• Open Access

The effects of lumiracoxib 100 mg once daily vs. ibuprofen 600 mg three times daily on the blood pressure profiles of hypertensive osteoarthritis patients taking different classes of antihypertensive agents


  • Disclosures Thomas M. MacDonald has been paid consulting fees by Pfizer, Novartis, Kaiser Permanante, Takeda, Recordati and Speedel. His department has had research grants from GSK, Aventis, AstraZeneca, BMS, Pfizer, Boehringer Ingelheim and Novartis.

  • Dominik Richard, Gerhard Krammer and Karine Lheritier are employees of Novartis and own shares in the company.

  • Re-use of this article is permitted in accordance with the Terms and Conditions set out at http://www3.interscience.wiley.com/authorresources/onlineopen.html

Professor Thomas M. MacDonald, Hypertension Research Centre, Division of Medicine and Therapeutics, Ninewells Hospital, Dundee DD1 9SY, UK
Tel.: + 44 1382 632852
Fax: + 44 1382 642637
Email: t.m.macdonald@dundee.ac.uk


Aims:  To examine whether the blood pressure (BP) profiles of lumiracoxib and high-dose ibuprofen differed in patients treated with different classes of antihypertensive medications.

Methods:  A 4-week, multicentre, randomised, double-blind study has compared the effects of lumiracoxib 100 mg once daily (od) (n = 394) and ibuprofen 600 mg three times daily (tid) (n = 393) on ambulatory BP in osteoarthritis (OA) patients with controlled hypertension. Here, we present subgroup analyses for patients receiving different antihypertensive classes. The primary outcome was a comparison of the change in 24-h mean systolic ambulatory BP (MSABP) from baseline to week 4. Patients receiving angiotensin receptor blockers (ARBs) or angiotensin-converting enzyme inhibitors (ACEIs) represented the largest subgroups receiving antihypertensive monotherapy.

Results:  For patients receiving an ARB monotherapy, the least squares mean (LSM) 24-h MSABP at week 4 fell with lumiracoxib 100 mg od and increased with ibuprofen 600 mg tid, creating an estimated treatment difference of 8.1 mmHg in favour of lumiracoxib (p < 0.001).

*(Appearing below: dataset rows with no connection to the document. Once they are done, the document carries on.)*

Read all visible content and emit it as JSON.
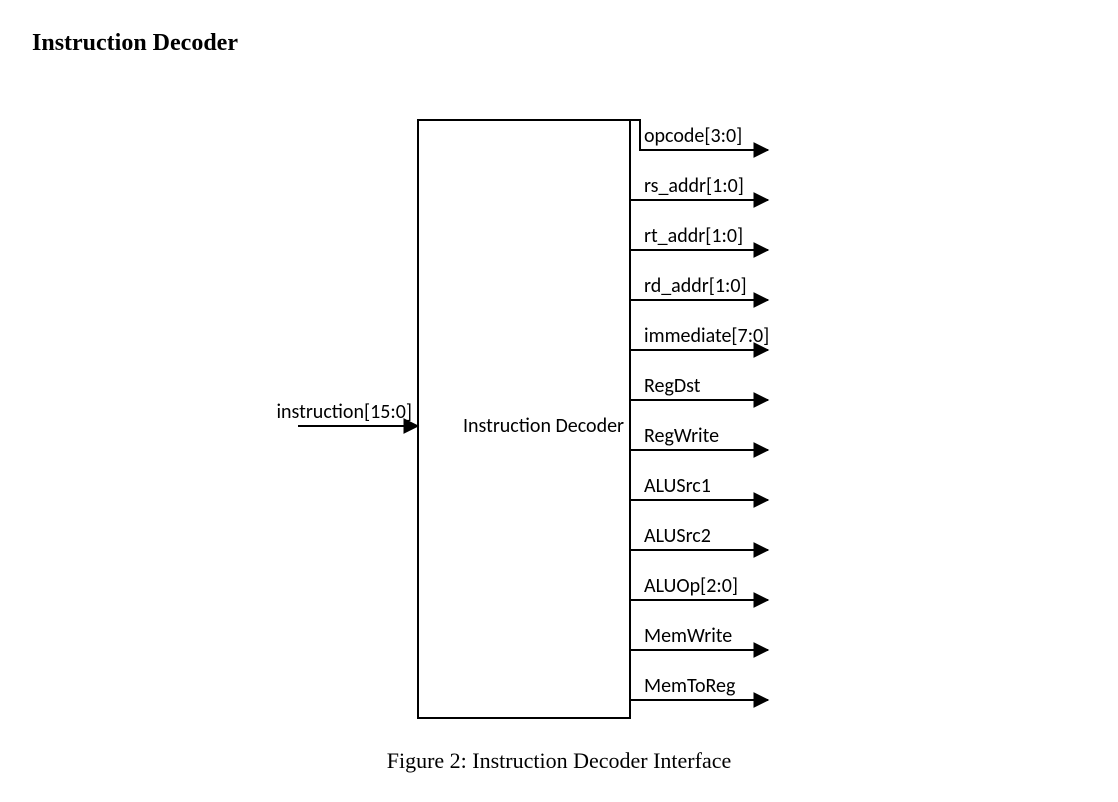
{
  "title": "Instruction Decoder",
  "block_label": "Instruction Decoder",
  "input_label": "instruction[15:0]",
  "outputs": [
    "opcode[3:0]",
    "rs_addr[1:0]",
    "rt_addr[1:0]",
    "rd_addr[1:0]",
    "immediate[7:0]",
    "RegDst",
    "RegWrite",
    "ALUSrc1",
    "ALUSrc2",
    "ALUOp[2:0]",
    "MemWrite",
    "MemToReg"
  ],
  "caption": "Figure 2: Instruction Decoder Interface"
}
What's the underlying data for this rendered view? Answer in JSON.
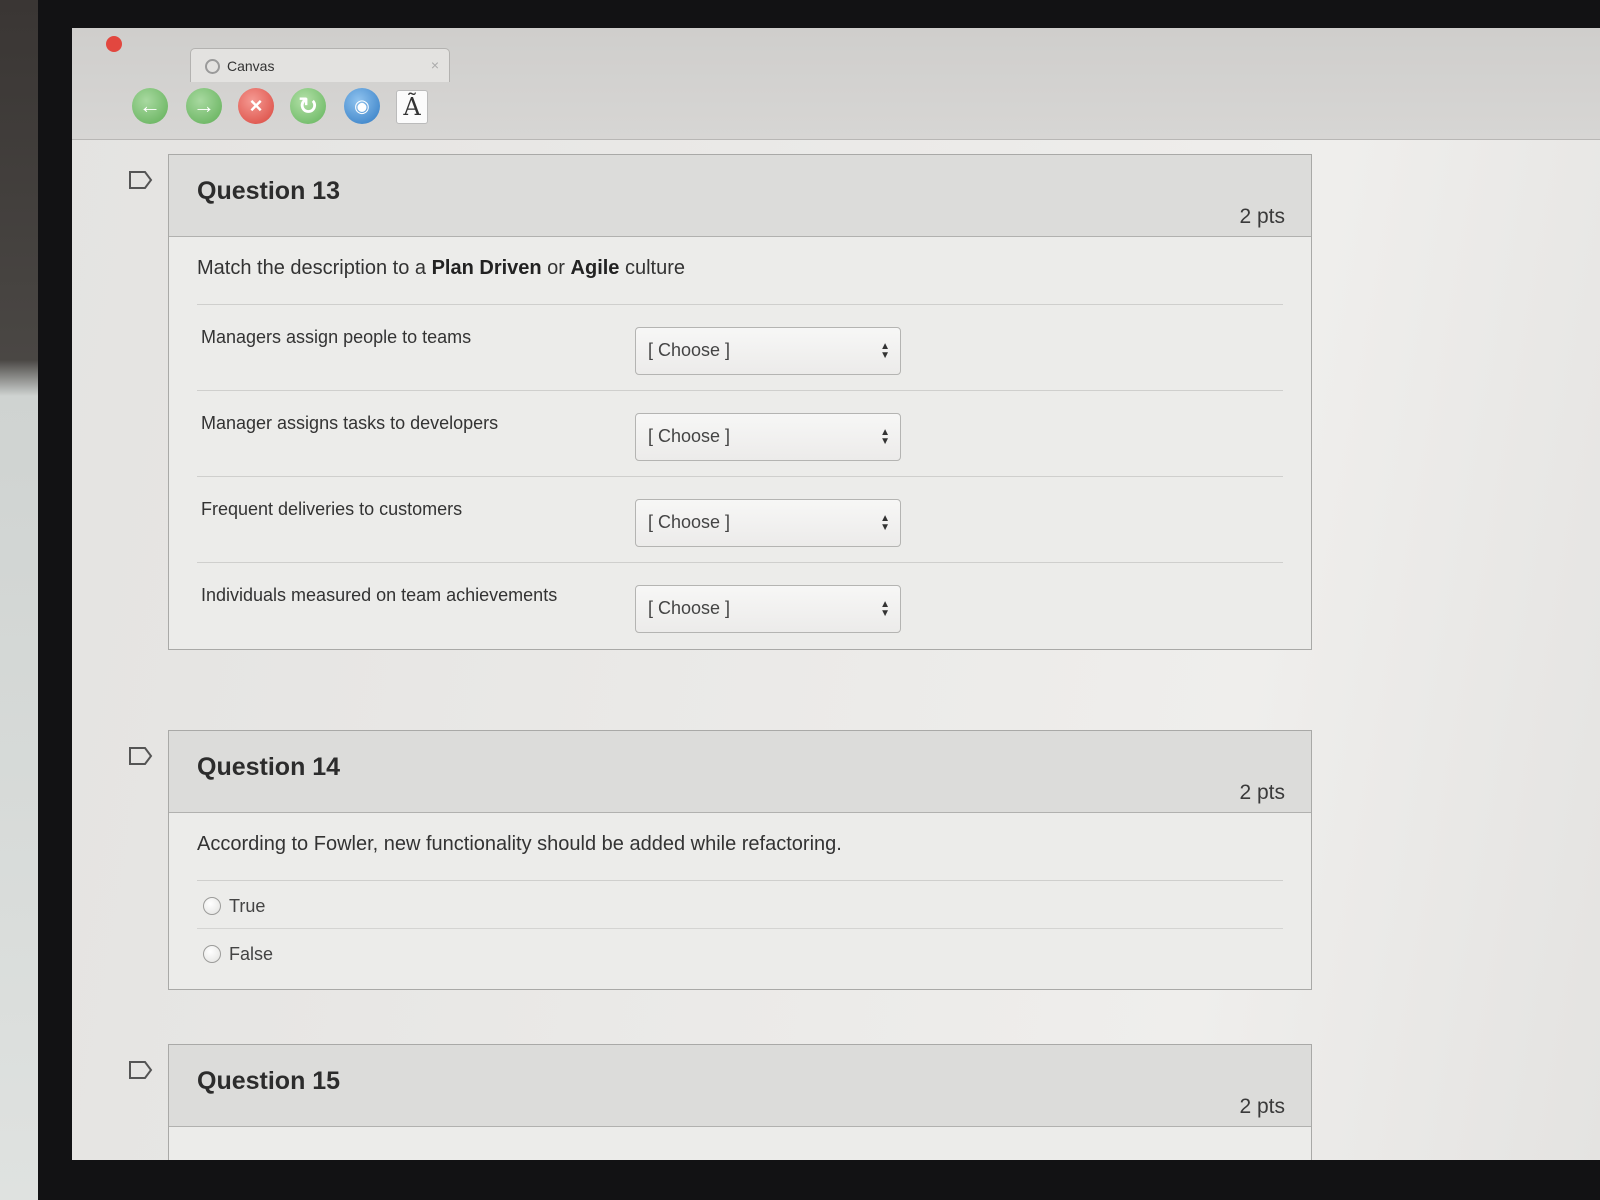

For patients receiving an ACEI and a beta-blocker monotherapy, the estimated treatment difference was 8.2 mmHg (p < 0.001) and 5.8 mmHg (p = 0.002) in favour of lumiracoxib respectively. These treatment differences were greater than observed in the overall population (5.0 mmHg in favour of lumiracoxib). In patients receiving diuretics or calcium channel blockers, treatment differences in MSABP were smaller and not statistically significant, although they remained in favour of lumiracoxib.

Conclusion:  Lumiracoxib 100 mg od resulted in less destabilisation of BP than high-dose ibuprofen 600 mg tid, and this effect was the greatest in subgroups treated with drugs blocking the renin-angiotensin system.